Elena y Nora preparaban la comida con la música a tope. De vez en cuando usaban los utensilios de cocina como micrófono. El teléfono de Elena sonó en medio de el estribillo de "Lady Gaga - Applause"
-¡¿Digaaaaaaa?! -Gritó un poco debido a la música, mientras se acercaba al equipo para bajarla.
-Elena...
-¡Matt! ¿Y esa voz, qué pasa?
-Mira que... No voy a ir al baile. Siento mucho dejarte así pero ya te lo explicaré en otro momento. De verdad, siento no poder acompañarte.
-Tranquilo, no pasa nada. ¿Pero qué ha pasado? -Insistió.
-Ya os contaré.
-Vale. Bueno, ya nos veremos. Y espero que se solucione, sea lo que sea que haya pasado.
Elena escuchó una risa amarga al otro lado del móvil.
-Sí, claro. Lo siento otra vez... Adiós.
-Tranquilo, chao. -Colgó.
Dejó el móvil sobre la mesa y se quedó de espaldas apoyada sobre esta. Nora se acercó a donde estaba.
-¿Qué pasa?
-Matt no puede venir esta noche.
-¿Por qué?
-No sé, no ha querido contármelo. -Suspiró- Genial, voy a estar solísima en el baile, -miró a Nora en seguida al ver su expresión- eh eh que no solo me preocupo por eso, que también espero que no haya sido nada grave...
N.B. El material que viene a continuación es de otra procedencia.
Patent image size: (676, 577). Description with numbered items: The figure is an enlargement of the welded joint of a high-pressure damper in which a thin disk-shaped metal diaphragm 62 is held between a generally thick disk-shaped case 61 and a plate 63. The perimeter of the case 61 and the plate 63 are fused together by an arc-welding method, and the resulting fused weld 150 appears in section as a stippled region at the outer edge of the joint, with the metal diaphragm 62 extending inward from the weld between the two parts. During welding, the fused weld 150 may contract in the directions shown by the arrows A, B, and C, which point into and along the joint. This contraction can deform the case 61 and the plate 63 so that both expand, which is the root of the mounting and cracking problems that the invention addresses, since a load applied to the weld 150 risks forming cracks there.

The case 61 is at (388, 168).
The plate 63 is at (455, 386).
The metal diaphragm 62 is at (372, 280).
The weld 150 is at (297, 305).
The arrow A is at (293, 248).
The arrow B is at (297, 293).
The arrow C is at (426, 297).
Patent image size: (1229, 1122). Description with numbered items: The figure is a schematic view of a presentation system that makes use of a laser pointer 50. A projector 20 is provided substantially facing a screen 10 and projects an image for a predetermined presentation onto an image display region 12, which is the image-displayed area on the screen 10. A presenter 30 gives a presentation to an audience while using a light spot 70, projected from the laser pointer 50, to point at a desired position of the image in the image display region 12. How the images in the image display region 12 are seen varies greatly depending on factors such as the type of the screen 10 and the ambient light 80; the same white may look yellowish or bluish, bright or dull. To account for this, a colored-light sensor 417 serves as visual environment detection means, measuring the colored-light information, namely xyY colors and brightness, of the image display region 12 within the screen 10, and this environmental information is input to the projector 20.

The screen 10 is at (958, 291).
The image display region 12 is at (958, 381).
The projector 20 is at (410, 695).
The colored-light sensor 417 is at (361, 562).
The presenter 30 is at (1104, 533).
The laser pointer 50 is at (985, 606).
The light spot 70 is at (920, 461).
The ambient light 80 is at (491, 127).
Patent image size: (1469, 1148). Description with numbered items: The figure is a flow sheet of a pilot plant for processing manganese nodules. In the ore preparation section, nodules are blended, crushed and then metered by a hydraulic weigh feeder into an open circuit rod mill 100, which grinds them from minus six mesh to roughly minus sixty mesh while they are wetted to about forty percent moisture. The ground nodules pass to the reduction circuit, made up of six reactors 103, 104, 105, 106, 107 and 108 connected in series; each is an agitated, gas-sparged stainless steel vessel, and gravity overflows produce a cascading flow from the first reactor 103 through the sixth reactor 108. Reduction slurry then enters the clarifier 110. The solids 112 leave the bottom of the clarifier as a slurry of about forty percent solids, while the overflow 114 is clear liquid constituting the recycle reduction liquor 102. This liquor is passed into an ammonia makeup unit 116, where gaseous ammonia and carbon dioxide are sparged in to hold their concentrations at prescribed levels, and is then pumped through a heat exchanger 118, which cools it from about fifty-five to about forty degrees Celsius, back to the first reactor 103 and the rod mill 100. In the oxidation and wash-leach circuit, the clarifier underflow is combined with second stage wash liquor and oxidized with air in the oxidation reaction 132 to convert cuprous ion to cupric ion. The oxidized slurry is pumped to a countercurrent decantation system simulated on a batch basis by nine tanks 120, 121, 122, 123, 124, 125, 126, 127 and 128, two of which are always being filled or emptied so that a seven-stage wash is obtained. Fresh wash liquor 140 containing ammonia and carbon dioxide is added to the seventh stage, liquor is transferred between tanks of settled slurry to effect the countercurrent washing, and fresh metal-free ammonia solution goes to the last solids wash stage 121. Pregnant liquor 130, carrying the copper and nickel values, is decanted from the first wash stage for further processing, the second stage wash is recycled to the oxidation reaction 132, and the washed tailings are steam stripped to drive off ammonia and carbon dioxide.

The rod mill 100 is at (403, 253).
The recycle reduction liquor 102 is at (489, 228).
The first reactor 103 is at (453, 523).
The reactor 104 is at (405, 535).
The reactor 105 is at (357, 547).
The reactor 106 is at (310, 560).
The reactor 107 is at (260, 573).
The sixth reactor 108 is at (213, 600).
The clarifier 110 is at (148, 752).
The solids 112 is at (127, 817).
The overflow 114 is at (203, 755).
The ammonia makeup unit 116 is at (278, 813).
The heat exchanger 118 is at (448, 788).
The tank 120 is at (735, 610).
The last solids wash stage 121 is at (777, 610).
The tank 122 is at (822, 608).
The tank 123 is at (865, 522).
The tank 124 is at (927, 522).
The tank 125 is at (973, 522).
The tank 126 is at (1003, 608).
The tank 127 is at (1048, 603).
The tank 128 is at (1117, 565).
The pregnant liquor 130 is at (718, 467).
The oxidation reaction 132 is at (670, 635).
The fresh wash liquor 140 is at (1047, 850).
Nora rió al ver como se ponía a la defensiva. En ese momento entró Emma por la puerta.
-¡Qué paaaaasa gente! -Tiró el bolso al sofá y se tumbó en el mismo.
-Que no voy al baile hoy. Me quedo en casa. -Dijo Elena tirándose en el sillón.
-¡¿Por qué?! -Emma se incorporó bruscamente, echándole teatro, pensando que bromeaba.
-Porque es tonta. -Intervino Nora.
Elena le lanzó un beso a Nora y a continuación le explicó la conversación telefónica con Matt.
-Aiva... Ya sé por qué es -Emma cruzó las piernas- he hablado con Wren en el hospital. -Decidió acortar la historia- Ha quedado con Matt para dejar lo suyo.
-Genial, muchas gracias maja.
-Pero...
-Que es broma hombre. -Elena rió y le tiró el cojín a la cara.
James se anudó la corbata y fue hacia el espejo. Se colocó bien el pelo y los hombros de la chaqueta, siguió la inspección y vio que tenía el cordón desatado. Se agachó para solucionar el problema y se volvió a levantar, alisándose las arrugas que habían salido en la americana debido al movimiento. Respiro hondo, nervioso. Una pequeña gota de sudor se le formó en la sien, se la retiró en seguida. Se movió la corbata intentando aflojarla un poco y volvió a respirar hondo otra vez. Noah apareció por detrás y James le vio por el reflejo del espejo. Noah le puso una mano en el hombro.
-¿Estás bien tío?
-Sí, claro. Bueno no, no lo sé... -Le mira a través del espejo- No sé que haré cuando la vea, qué le diré, cómo lo haré. No quiero perderla, pero sé que la miraré a los ojos y todo lo que había pensado en decirle... Se esfumará tío, se me cruzarán los pensamientos... ¿Sabes de lo que te hablo? -Se rió- Que cursilada jajaja -se rió sin ganas- joder.
Noah rió con él.
-Eso es buena señal, el estar nervioso. No saber que harás.
Se pone en frente de James y le abraza dándole unos golpes amistosos en la espalda.
-Tú tranquilo, todo se arreglará. La recuperarás.